Rob comprehensively outplayed Joseph tonight, and his full monty made any comeback impossible.  Joseph was unlucky that the numbers targets were too easy; there have been far too many easy numbers rounds recently, alas.  (Although Monday did have some rounds of interest.)  But with Rob scoring 45 points to 0 in the letters rounds not even all the numbers and the conundrum could have saved Joseph.  Rob gets his fifth win, and if he successfully retires will take second spot (or a very unlikely first place, but he needs 89 points for that; that would need at least one full monty to reach).

But we have the repeat screenings of the finals episodes from previous series to get through first, and then the Masters series.  I'm looking forward to this quite a bit, as I missed all of the first series -- I discovered the show by accident a bit after episode 150.  Plus the Masters series that follows should have some excellent contests in it.


Mark said...

Well done, Geoff.

(invalid) WOMANLIER
453 = (8-2)*75 + 9 + 1 - 7
820 = (75 + 5 + 50/25)*10
134 = 50 + 75 - 25 + 3*10 + 4

Geoff Bailey said...

Ooh, bad luck on WOMANLIER, Mark.

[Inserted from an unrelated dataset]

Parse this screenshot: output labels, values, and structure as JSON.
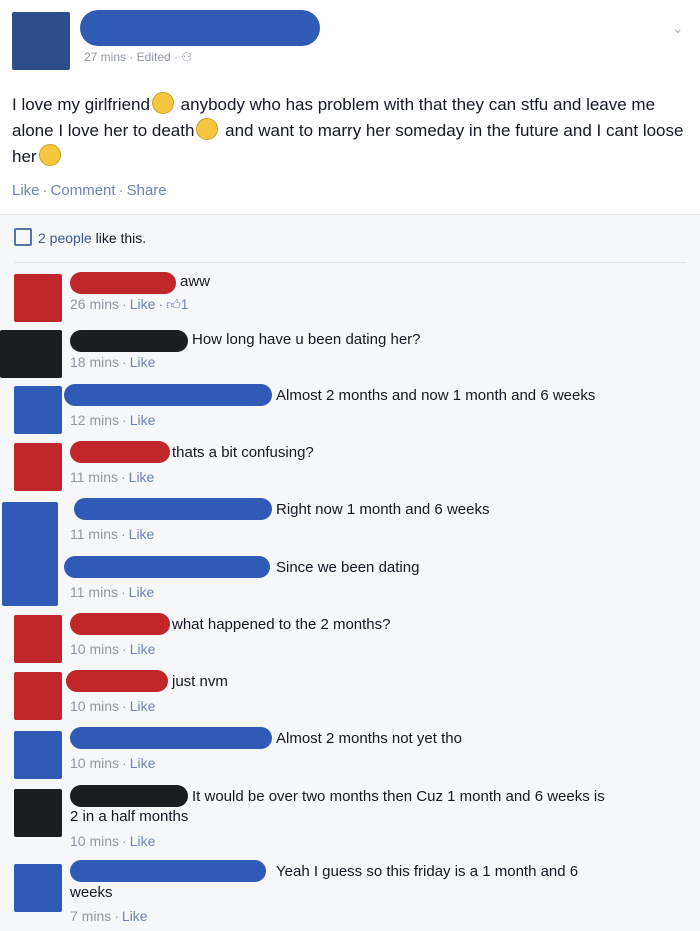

That was great vision -- I did not even see it in the mix. (And if it had been valid you would have pipped me by a point.) Pretty solid stuff aside from that, with only the conundrum continuing to be a stumbling block for you -- believe me, I heartily sympathise there!

Mark said...

Thanks Geoff. This conundrum was particularly frustrating, because I looked for PHONE words, but all I saw was ARSEPHONE!

Sam Gaffney said...

Mark's answers were almost exactly the same as mine here.

I was sure there was a full monty in the submarine mix, but couldn't get it to surface until about five seconds after Rob declared his nine. Fantastic wordplay from him again tonight, he beat my score from home, and if the conundrum had been a little easier, he would have had the second or third-highest L&N score ever.

I am looking forward to seeing Andrew Fisher in action tonight, I didn't get to see every finals episode when they first aired.

My answers:
453 = (7-1)*75+2+9-8
820 = (75+5+50/25)*10
134 = 75+50+10-4+3
- (several minutes)

Geoff Bailey said...

*laughs* An ARSEPHONE sounds like a great device, Mark. I've met enough people who talk out of their arse, an appropriate phone would make it much easier.

And bad luck to you on WOMANLIER also, Sam. Most unfair!